One topic we want to write more about is behavioral finance. It has been for nearly a decade the most dynamic area of financial research. We often find it very useful to examine examples of errors in related fields. This often better elucidates the issue at hand than one that is hits closer to home.

Michael Shermer at Scientific American summarizes a research piece on the confirmation bias. This time the research takes place in the realm of politics. Shermer observes that in politics the two sides of the political debate are notable for the absolute rigidity of their beliefs.

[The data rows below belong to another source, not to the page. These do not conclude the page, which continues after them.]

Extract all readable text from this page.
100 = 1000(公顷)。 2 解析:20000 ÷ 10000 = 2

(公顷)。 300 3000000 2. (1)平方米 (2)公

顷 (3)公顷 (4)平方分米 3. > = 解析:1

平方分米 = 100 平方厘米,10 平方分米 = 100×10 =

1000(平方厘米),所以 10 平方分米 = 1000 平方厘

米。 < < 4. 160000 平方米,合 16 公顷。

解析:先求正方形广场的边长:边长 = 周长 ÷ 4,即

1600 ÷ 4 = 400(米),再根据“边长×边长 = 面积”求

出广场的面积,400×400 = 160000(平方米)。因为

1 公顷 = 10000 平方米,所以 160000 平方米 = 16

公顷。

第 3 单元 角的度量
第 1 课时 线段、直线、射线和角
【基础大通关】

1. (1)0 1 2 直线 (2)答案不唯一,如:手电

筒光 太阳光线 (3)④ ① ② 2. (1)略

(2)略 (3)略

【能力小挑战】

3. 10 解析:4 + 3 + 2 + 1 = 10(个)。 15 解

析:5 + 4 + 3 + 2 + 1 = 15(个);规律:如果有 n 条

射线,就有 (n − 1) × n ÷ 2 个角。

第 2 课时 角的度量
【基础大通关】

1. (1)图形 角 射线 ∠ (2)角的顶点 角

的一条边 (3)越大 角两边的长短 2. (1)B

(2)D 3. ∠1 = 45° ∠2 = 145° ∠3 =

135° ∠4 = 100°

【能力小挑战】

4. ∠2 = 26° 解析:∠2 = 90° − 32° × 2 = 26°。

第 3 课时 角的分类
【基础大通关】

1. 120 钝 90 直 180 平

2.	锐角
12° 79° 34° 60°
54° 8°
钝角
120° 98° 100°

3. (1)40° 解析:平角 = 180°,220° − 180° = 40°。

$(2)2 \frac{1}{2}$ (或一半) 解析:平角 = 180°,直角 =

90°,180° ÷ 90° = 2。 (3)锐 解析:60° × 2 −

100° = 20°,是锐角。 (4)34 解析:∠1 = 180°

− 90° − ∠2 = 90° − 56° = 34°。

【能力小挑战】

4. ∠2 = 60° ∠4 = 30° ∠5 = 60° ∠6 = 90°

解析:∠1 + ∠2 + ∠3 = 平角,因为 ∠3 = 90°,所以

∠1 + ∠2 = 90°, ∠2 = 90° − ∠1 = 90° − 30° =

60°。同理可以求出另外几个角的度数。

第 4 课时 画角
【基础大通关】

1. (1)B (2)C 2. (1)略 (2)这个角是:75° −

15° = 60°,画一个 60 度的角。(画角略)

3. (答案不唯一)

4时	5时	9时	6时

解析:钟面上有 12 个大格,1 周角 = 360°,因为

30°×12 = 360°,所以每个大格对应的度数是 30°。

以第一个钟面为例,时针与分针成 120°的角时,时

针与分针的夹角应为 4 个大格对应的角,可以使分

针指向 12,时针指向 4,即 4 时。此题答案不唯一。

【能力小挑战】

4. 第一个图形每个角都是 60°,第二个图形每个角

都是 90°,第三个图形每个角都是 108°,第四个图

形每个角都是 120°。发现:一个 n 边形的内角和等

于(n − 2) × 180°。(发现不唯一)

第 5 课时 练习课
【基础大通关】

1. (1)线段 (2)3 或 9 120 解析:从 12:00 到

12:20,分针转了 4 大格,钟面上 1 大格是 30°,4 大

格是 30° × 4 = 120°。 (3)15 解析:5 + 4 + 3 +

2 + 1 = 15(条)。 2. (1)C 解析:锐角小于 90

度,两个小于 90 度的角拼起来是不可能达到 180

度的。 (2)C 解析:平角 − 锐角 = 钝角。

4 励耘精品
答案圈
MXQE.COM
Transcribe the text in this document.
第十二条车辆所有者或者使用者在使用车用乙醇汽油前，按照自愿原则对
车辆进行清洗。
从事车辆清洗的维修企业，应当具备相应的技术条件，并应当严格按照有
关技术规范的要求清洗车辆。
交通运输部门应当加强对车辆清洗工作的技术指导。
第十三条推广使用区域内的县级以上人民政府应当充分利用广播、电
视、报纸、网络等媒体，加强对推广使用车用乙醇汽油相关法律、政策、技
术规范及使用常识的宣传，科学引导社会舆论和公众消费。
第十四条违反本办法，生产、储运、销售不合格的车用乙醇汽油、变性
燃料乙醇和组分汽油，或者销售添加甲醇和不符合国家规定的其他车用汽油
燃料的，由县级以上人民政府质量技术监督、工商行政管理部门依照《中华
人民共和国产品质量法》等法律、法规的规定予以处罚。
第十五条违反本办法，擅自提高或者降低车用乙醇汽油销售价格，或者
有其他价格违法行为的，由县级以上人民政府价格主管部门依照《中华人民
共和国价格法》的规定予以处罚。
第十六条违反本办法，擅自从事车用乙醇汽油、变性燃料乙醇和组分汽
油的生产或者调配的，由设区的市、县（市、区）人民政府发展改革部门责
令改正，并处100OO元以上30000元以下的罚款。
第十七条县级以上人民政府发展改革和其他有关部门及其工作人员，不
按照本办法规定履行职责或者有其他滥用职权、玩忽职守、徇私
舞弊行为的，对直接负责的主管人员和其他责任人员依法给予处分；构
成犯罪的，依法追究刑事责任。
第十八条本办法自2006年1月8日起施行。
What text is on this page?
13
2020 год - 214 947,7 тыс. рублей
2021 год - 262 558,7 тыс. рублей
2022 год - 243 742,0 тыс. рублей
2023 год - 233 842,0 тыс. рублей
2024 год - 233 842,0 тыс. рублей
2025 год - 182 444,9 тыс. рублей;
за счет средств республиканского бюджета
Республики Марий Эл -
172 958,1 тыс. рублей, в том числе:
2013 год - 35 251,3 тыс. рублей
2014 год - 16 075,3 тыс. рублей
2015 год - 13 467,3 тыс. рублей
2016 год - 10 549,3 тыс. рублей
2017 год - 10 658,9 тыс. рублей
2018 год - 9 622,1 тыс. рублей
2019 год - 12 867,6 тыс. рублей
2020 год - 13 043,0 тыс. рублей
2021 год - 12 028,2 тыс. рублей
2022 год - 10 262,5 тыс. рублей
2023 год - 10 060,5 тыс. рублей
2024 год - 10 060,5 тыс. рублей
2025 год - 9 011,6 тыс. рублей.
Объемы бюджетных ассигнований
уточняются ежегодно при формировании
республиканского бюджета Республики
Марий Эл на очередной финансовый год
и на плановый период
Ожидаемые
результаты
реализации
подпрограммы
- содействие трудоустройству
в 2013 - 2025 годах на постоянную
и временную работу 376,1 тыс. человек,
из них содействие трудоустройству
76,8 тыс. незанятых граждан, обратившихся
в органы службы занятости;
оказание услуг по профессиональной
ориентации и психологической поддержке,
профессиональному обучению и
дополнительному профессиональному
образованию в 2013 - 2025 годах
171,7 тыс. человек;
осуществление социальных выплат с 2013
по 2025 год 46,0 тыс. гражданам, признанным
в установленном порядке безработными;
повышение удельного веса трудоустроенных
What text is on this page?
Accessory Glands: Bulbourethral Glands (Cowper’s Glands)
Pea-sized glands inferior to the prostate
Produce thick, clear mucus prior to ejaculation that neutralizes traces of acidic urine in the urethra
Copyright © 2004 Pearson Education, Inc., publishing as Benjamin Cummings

This surety is called the confirmation bias, whereby we seek and find confirmatory evidence in support of already existing beliefs and ignore or reinterpret disconfirmatory evidence. Now a functional magnetic resonance imaging (fMRI) study shows where in the brain the confirmation bias arises and how it is unconscious and driven by emotions. Psychologist Drew Westen led the study, conducted at Emory University, and the team presented the results at the 2006 annual conference of the Society for Personality and Social Psychology.

Shermer notes that in many fields it is essential that decision makers face the facts that may disprove their long standing beliefs. Systematically creating this contrast can only help us. As Shermer concludes,

Skepticism is the antidote for the confirmation bias.

We believe the application of this advice is essential for investors and traders alike. One of the great things about the blogosophere is that there are a wide variety of opinions and methods out there that can be used to test our own biases and positions.

Continuing briefly on the political front, Will Wilkinson at Cato @ Liberty also weighs in on the Shermer article with a “Declaration of Cognitive Independence.” Wilkinson thinks we all could make use of some conflicting ideas.

So, this Independence Day, why not pick up a political book you know you’ll disagree with. Or write a short essay giving the best argument you can think of for a position you find abhorrent. Or really listen to what your annoying brother-in-law thinks about the war at the family picnic. We could all be a little more rational, and a little more free, if only we really wanted to be. Dogmatic, whole-hearted commitment does feel good. But there is more to life than feeling good. There is truth, for one thing. And there is freedom—self-command. We’re all jerked around by our own minds. But we can be jerked around less.

Another area in which Will Wilkinson is active is the area of “happiness research.” At his own blog he summarizes some recent research that shows that income has a surprisingly small effect on moment to moment happiness. There are a number of implications from this research, but we doubt that these findings will dissuade the majority of active investors from their trading plans.